The District Wide PSPO makes it an offence to:
any person is prohibited from participating in or being a spectator of a car cruising event including but not limited to the following activities:
- i) Performing stunts using a motor vehicle (including but not limited to performing doughnuts, drifting, skidding, handbrake turns and wheel spinning)
- ii) Causing a danger or risk of injury to road users (including pedestrians) by speeding or racing in a motor vehicle
iii) Causing an obstruction on a public highway, whether moving or stationary, including driving in convoy in a motor vehicle
- iv) Causing or allowing loud amplified music, or other loud noise to be emitted from a motor vehicle or from a portable device (so as to cause a nuisance)
- v) Promoting, publicising or organising any car cruise or car cruising event to occur within the Restricted Area by the internet, social media, email, hoardings, publications or adverts
- vi) Sounding motor vehicle horns other than in accordance with the Highway Code in such a manner as to cause a nuisance to persons in the locality of the Restricted Area
vii) Revving of motor vehicle engines so as to cause a nuisance to persons in the locality of the Restricted Area
More about Public Spaces Protection Orders
The Public Spaces Protection Order (PSPO) is a power under the Anti-Social Behaviour, Crime and Policing Act 2014 and came into force in October 2014.
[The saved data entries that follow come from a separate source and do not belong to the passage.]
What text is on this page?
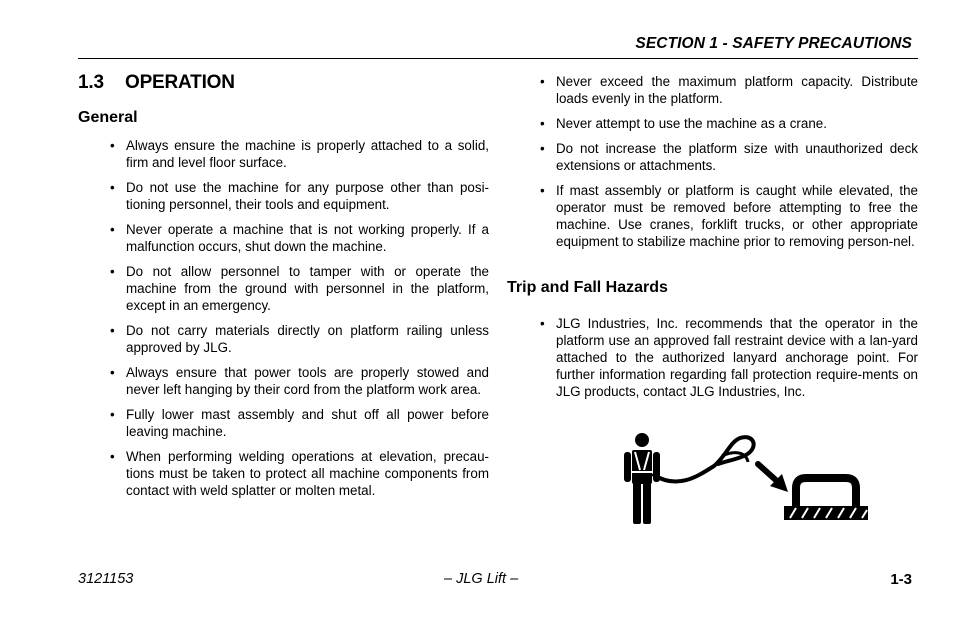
SECTION 1 - SAFETY PRECAUTIONS
1.3 OPERATION
General
• Always ensure the machine is properly attached to a solid, firm and level floor surface.
• Do not use the machine for any purpose other than posi-tioning personnel, their tools and equipment.
• Never operate a machine that is not working properly. If a malfunction occurs, shut down the machine.
• Do not allow personnel to tamper with or operate the machine from the ground with personnel in the platform, except in an emergency.
• Do not carry materials directly on platform railing unless approved by JLG.
• Always ensure that power tools are properly stowed and never left hanging by their cord from the platform work area.
• Fully lower mast assembly and shut off all power before leaving machine.
• When performing welding operations at elevation, precau-tions must be taken to protect all machine components from contact with weld splatter or molten metal.
• Never exceed the maximum platform capacity. Distribute loads evenly in the platform.
• Never attempt to use the machine as a crane.
• Do not increase the platform size with unauthorized deck extensions or attachments.
• If mast assembly or platform is caught while elevated, the operator must be removed before attempting to free the machine. Use cranes, forklift trucks, or other appropriate equipment to stabilize machine prior to removing person-nel.
Trip and Fall Hazards
• JLG Industries, Inc. recommends that the operator in the platform use an approved fall restraint device with a lan-yard attached to the authorized lanyard anchorage point. For further information regarding fall protection require-ments on JLG products, contact JLG Industries, Inc.
3121153	– JLG Lift –	1-3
PSPO's are intended to deal with a particular nuisance or problem in a particular geographical area that is detrimental to the local communities quality of life, by imposing conditions on the use of that area which apply to everyone. They are designed to ensure the law-abiding majority can use and enjoy public spaces, safe from anti-social behaviour.
A PSPO can be made by the local authority if they are satisfied on reasonable grounds that the activities carried out or likely to be carried out, in a public place:
- have had, or is likely to have a detrimental effect on the quality of life of those in the locality
- is, or likely to be of a persistent or continuing in nature
- is, or is likely to be unreasonable
- justifies the restrictions imposed
Local Authorities can make a PSPO on any public space within its own area. The definition of public space is wide and includes any place to which the public or any section of the public has access. A PSPO can contain more than one restriction which means the Order can deal with a wider range of behaviours that the orders and by-laws it replaces.
Breaching a PSPO is a criminal offence and enforcement officers can issue a Fixed Penalty Notice if appropriate to do so or recommend commencement of legal proceedings.
The maximum duration of a Public Spaces Protection Order is three years. At any point before expiry, the council can extend a Public Spaces Protection Order by up to three years if they consider it is necessary to prevent the original behaviour from occurring or recurring.